Cidaneri était le fils du grand chef des Xavante, le chef Apöena, qui en 1946 fut le premier de l'ethnie à établir officiellement le contact avec l'expédition de l'ancien Service de protection des indigènes (SPI) - aujourd'hui FUNAI - dirigée par l'hinterlandiste Francisco Meirelles. À l'époque, Apöena et Meirelles apparaissent dans les pages des principaux journaux comme des "héros nationaux" pour le succès de l'entreprise. En fait, Apöena s'est retrouvé sans beaucoup d'options, car son peuple était déjà entouré de fermes d'élevage. Craignant un génocide, le grand chef a négocié pour assurer le territoire et la continuité de l'ethnicité. 

"La seule chose qu'il demandait à Meirelles était le respect, car les Xavante ne se rendaient pas, mais établissaient un contact pour garantir le territoire", dit Cipassé, qui a entendu l'histoire transmise par l'aîné Cidaneri. Le chef comprend que Cidaneri a su assimiler les connaissances de son père, et qu'il a rempli sa mission en transmettant ces valeurs aux plus jeunes, notamment la défense du territoire et la préservation du cerrado. 

"Une grande perte. Il s'agit maintenant de surmonter la douleur et de donner une continuité à son héritage. La mission, qui est de protéger et de défendre notre territoire, d'empêcher l'entrée des pêcheurs, des bûcherons et des mineurs. Il nous a appris que le territoire est notre maison, d'où nous vivons, prenons notre nourriture, faisons nos fêtes, pour continuer en tant que peuple. Il a toujours dit cela", se souvient le chef. 

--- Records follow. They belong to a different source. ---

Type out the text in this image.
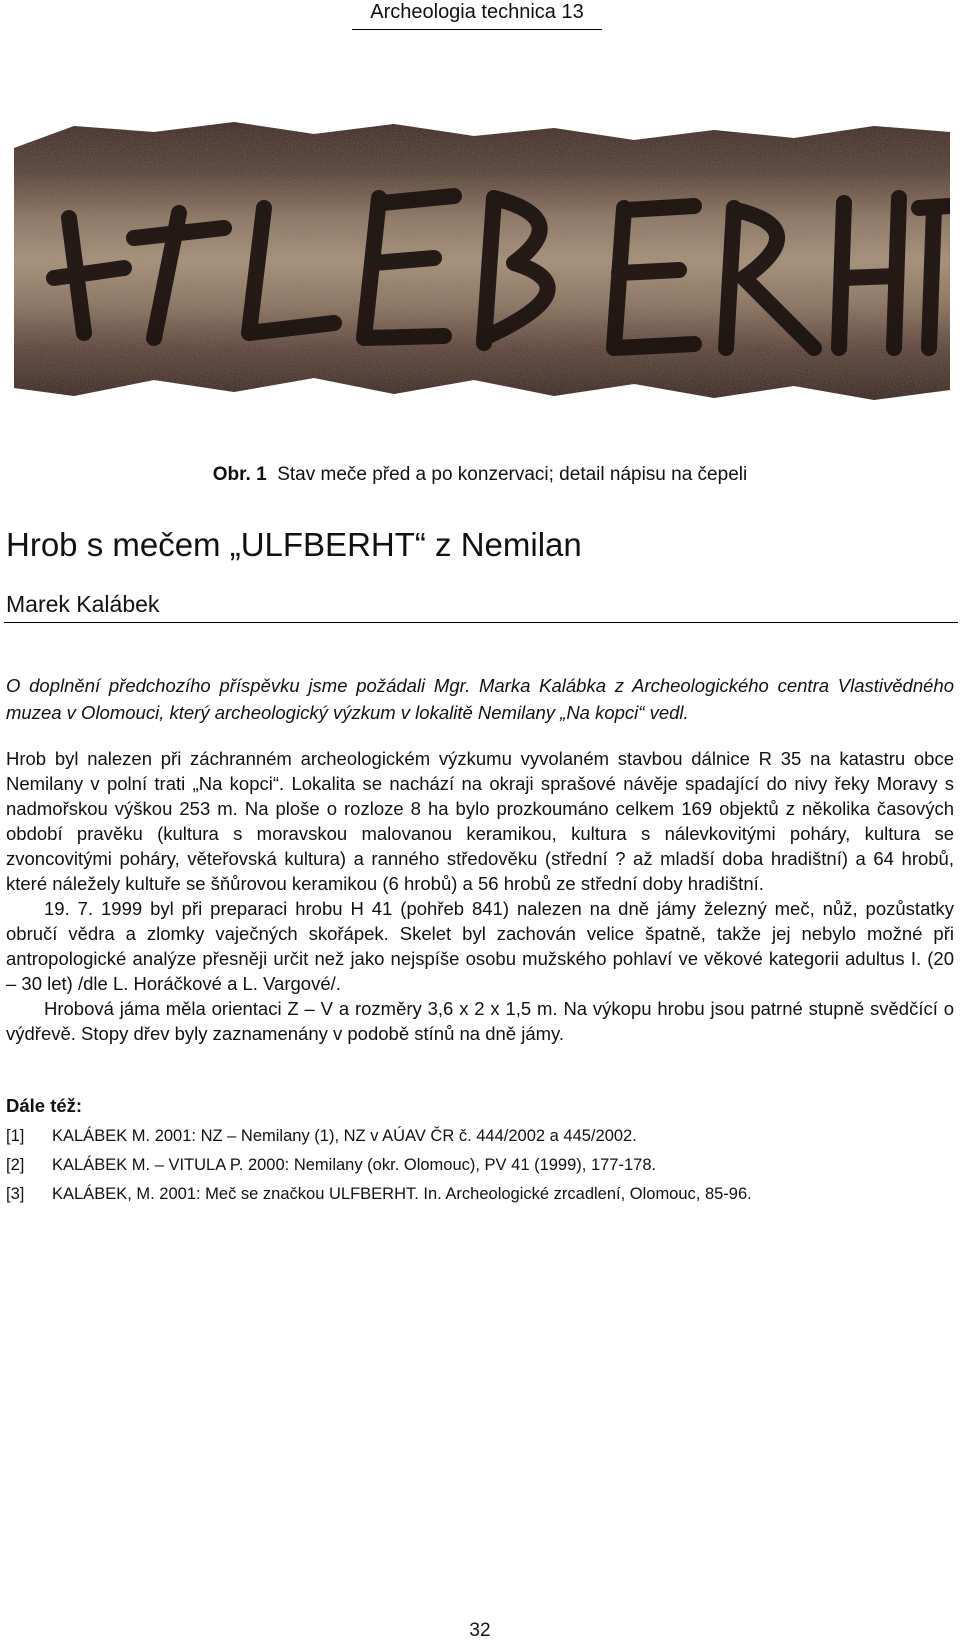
Archeologia technica 13
Obr. 1 Stav meče před a po konzervaci; detail nápisu na čepeli
Hrob s mečem „ULFBERHT“ z Nemilan
Marek Kalábek

O doplnění předchozího příspěvku jsme požádali Mgr. Marka Kalábka z Archeologického centra Vlastivědného muzea v Olomouci, který archeologický výzkum v lokalitě Nemilany „Na kopci“ vedl.

Hrob byl nalezen při záchranném archeologickém výzkumu vyvolaném stavbou dálnice R 35 na katastru obce Nemilany v polní trati „Na kopci“. Lokalita se nachází na okraji sprašové návěje spadající do nivy řeky Moravy s nadmořskou výškou 253 m. Na ploše o rozloze 8 ha bylo prozkoumáno celkem 169 objektů z několika časových období pravěku (kultura s moravskou malovanou keramikou, kultura s nálevkovitými poháry, kultura se zvoncovitými poháry, věteřovská kultura) a ranného středověku (střední ? až mladší doba hradištní) a 64 hrobů, které náležely kultuře se šňůrovou keramikou (6 hrobů) a 56 hrobů ze střední doby hradištní.

19. 7. 1999 byl při preparaci hrobu H 41 (pohřeb 841) nalezen na dně jámy železný meč, nůž, pozůstatky obručí vědra a zlomky vaječných skořápek. Skelet byl zachován velice špatně, takže jej nebylo možné při antropologické analýze přesněji určit než jako nejspíše osobu mužského pohlaví ve věkové kategorii adultus I. (20 – 30 let) /dle L. Horáčkové a L. Vargové/.

Hrobová jáma měla orientaci Z – V a rozměry 3,6 x 2 x 1,5 m. Na výkopu hrobu jsou patrné stupně svědčící o výdřevě. Stopy dřev byly zaznamenány v podobě stínů na dně jámy.

Dále též:
[1]	KALÁBEK M. 2001: NZ – Nemilany (1), NZ v AÚAV ČR č. 444/2002 a 445/2002.
[2]	KALÁBEK M. – VITULA P. 2000: Nemilany (okr. Olomouc), PV 41 (1999), 177-178.
[3]	KALÁBEK, M. 2001: Meč se značkou ULFBERHT. In. Archeologické zrcadlení, Olomouc, 85-96.
32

La journaliste et photographe Rosa Gauditano, une amie de Cidaneri, a écrit dans un post sur Facebook que le vieil homme était un "homme visionnaire" pour avoir vécu dans deux mondes, avant et après le contact avec les warazu (les blancs). "Cidaneri était un profond connaisseur du Cerrado brésilien, un encouragement des jeunes à améliorer la vie du peuple Xavante et à sauver leur culture ancestrale. Avec lui, j'ai appris à connaître les fruits inconnus du Cerrado, à voir l'immense variété de remèdes, à apprendre des connaissances dont je n'imaginais même pas l'existence, j'ai appris que l'amour est en toutes choses, partout. C'était une personne éclairée, une encyclopédie vivante, comme beaucoup d'anciens indigènes qui perdent la vie avec le Covid-19 à cause de la négligence du gouvernement brésilien", a écrit Rosa.

Fernanda Viegas Reichardt a rencontré Cidaneri en 2013, lorsqu'elle a mené une étude sur les conflits sociaux parmi les populations indigènes à la source du rio Xingu à l'Université de São Paulo (USP). De ce contact, l'aîné l'a adoptée comme sa fille. Elle dit que le moment le plus remarquable a été lorsque Cidaneri a rencontré ses parents biologiques. "Mes parents sont allés visiter le village et nous sommes allés chez lui et il a fait un chant rituel. Et puis il remercie mes parents pour mon existence et dit que je suis une lumière pour les Xavante", se souvient-elle. 

Hiripadi Toptiro, président de l'Association Warã Xavante, souligne que dans sa terre natale, le Sangradouro, deux anciens importants sont déjà morts à cause du Covid, parmi eux, Monica Rênhinhai'õ, leader Xavante qui a travaillé pour la reforestation de la TI Marãiwtsédé .  "Ce Covid-19 ne donne pas aux personnes âgées la possibilité de faire ce qu'elles ont toujours fait avec nous, c'est-à-dire guider. Cette rupture dans la transmission des connaissances à la nouvelle génération va beaucoup changer, beaucoup de choses vont être perdues. Nous le ressentirons dans quelques mois ou un an, lorsque les rituels commenceront à revenir", déplore Hiripadi.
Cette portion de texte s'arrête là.